Réléna resta sans voix et acquiesça doucement. * Hum, elle a l'air facilement impressionnable, cette princesse. Pauvre Quatre je le plains, si elle n'est même pas capable de s'exprimer *. La princesse se décida tout de même à parler et les deux jeunes femmes entamèrent un dialogue qu'il préféra ne pas écouter. Son attention revint vers les deux hommes, et à sa grande surprise, il eut le temps d'apercevoir deux sourires jumeaux vite réprimés. Il haussa les sourcils, sa curiosité avivée. * J'ai vraiment l'impression qu'ils se connaissent. D'ailleurs tout à l'heure ils donnaient plus l'air de se parler que de vraiment se battre, je ne reconnaissais même pas la façon de se battre d'Heero *. Il s'avança doucement vers les deux hommes.
" Hum…Je crois qu'elles vont parler un moment, non ? ".
L'étranger l'examina attentivement puis observa les femmes.
" Oui, je le pense aussi… ".
Ils se regardèrent tous les trois. Puis il sourit.
" Et bien, je pense que vous aimeriez panser vos blessures, vous lavez et changer de vêtements, non ? ".
" Ca c'est une excellente idée ! ".
Duo sourit face à l'empressement du jeune homme. Heero quant à lui acquiesça silencieusement. Ils se dirigèrent alors tous les trois vers la sortie.
" Oh ! Mais ne vous inquiétez pas, je suis certaine qu'ils auront reçu les bijoux que vous désirez ". * Ah ! Les femmes, quand je pense qu'il n'y a pas cinq minutes, elle était outragée, voilà maintenant qu'elle parle de ses bijoux *. Duo referma la porte derrière lui. Il s'approcha du brun aux cheveux attachés.
" Je m'appelle Duo, et je suis un ami de Heero ! J'espère que tu ne lui en veux plus ! ".
Heero haussa un sourcil mais ne le contredit pas.

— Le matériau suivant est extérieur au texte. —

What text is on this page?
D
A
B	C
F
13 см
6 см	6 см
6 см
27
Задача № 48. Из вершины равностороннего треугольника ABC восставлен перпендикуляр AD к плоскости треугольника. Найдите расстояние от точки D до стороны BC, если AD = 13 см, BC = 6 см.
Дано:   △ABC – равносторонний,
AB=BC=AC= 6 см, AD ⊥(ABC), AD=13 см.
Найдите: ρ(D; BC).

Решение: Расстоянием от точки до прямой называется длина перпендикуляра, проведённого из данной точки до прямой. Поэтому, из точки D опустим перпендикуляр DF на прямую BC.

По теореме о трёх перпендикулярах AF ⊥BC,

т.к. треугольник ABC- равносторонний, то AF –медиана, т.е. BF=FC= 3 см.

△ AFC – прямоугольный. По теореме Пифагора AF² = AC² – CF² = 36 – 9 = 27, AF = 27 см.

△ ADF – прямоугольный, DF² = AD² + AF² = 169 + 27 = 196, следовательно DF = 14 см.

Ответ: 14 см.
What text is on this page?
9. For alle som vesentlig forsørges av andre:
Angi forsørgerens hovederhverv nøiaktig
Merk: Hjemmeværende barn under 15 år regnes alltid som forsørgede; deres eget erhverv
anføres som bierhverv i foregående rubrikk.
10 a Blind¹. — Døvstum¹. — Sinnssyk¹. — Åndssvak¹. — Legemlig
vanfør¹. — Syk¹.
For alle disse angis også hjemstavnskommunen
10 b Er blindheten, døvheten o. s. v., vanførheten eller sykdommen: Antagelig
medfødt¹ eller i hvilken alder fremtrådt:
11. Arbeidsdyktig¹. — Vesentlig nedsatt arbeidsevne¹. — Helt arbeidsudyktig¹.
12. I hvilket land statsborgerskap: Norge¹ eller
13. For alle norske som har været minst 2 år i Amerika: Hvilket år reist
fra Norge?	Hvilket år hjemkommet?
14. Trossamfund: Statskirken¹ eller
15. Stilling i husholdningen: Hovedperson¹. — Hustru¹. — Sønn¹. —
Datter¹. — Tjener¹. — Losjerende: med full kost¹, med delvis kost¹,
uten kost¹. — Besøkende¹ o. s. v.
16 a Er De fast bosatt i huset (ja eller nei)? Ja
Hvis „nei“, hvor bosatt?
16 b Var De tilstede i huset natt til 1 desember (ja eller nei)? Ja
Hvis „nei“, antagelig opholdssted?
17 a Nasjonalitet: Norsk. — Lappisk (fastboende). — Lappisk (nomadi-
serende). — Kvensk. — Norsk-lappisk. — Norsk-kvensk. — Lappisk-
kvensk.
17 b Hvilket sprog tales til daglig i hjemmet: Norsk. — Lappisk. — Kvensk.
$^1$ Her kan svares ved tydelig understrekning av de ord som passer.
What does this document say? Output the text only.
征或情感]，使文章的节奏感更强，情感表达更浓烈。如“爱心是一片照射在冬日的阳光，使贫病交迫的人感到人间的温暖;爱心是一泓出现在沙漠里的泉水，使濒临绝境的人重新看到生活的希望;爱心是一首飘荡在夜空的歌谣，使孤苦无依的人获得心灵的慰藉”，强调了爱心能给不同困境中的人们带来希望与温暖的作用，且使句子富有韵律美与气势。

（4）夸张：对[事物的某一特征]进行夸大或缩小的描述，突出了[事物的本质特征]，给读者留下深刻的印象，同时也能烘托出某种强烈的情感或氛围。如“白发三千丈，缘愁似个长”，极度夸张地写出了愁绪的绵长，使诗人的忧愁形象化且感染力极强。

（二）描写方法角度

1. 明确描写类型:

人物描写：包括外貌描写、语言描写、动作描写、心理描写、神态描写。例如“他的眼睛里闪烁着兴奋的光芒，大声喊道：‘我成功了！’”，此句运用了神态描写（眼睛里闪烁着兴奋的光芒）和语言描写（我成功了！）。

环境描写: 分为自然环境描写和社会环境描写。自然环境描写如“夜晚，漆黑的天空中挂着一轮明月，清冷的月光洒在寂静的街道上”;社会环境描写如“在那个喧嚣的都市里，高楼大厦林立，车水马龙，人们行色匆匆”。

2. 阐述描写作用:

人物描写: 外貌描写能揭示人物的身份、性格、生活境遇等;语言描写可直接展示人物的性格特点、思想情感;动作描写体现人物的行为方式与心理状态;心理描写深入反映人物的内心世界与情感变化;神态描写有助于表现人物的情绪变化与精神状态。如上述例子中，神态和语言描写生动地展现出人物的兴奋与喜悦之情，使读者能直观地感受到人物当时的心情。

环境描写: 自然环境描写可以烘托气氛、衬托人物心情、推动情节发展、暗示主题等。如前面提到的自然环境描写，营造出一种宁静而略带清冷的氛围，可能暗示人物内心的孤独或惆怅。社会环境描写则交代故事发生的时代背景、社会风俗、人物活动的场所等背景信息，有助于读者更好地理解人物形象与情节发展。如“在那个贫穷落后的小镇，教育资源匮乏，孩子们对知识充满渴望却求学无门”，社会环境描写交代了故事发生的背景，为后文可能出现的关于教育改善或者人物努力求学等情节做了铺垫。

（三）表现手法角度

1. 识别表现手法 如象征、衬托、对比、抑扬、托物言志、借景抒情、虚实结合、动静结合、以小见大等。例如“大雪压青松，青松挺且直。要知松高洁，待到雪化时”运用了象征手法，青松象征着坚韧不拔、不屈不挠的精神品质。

L'étranger regarda sa main tendue, puis leva doucement la sienne.
" Wu Fei Chang, et non je ne lui en veux plus, il fallait bien que je joue mon rôle de garde du corps ! Tu as tout de même exagéré, en tous cas tu sais te battre ".
* Hum…Se connaissent-ils ou pas ? Je n'arrive pas à le deviner *. Heero ne lui répondit pas. Se contentant d'un vague signe de tête, il se dirigea alors vers sa chambre.
" Eh ! Hee-chan, attends nous ! ".
J
/ Hum…Tu devrais faire encore plus de bruit /.
/ Ha,Ha ! Tu n'aimes pas mon entrée, mon amour ? /.
/ Peuf, tu aurais pu être un peu plus discrète ! /.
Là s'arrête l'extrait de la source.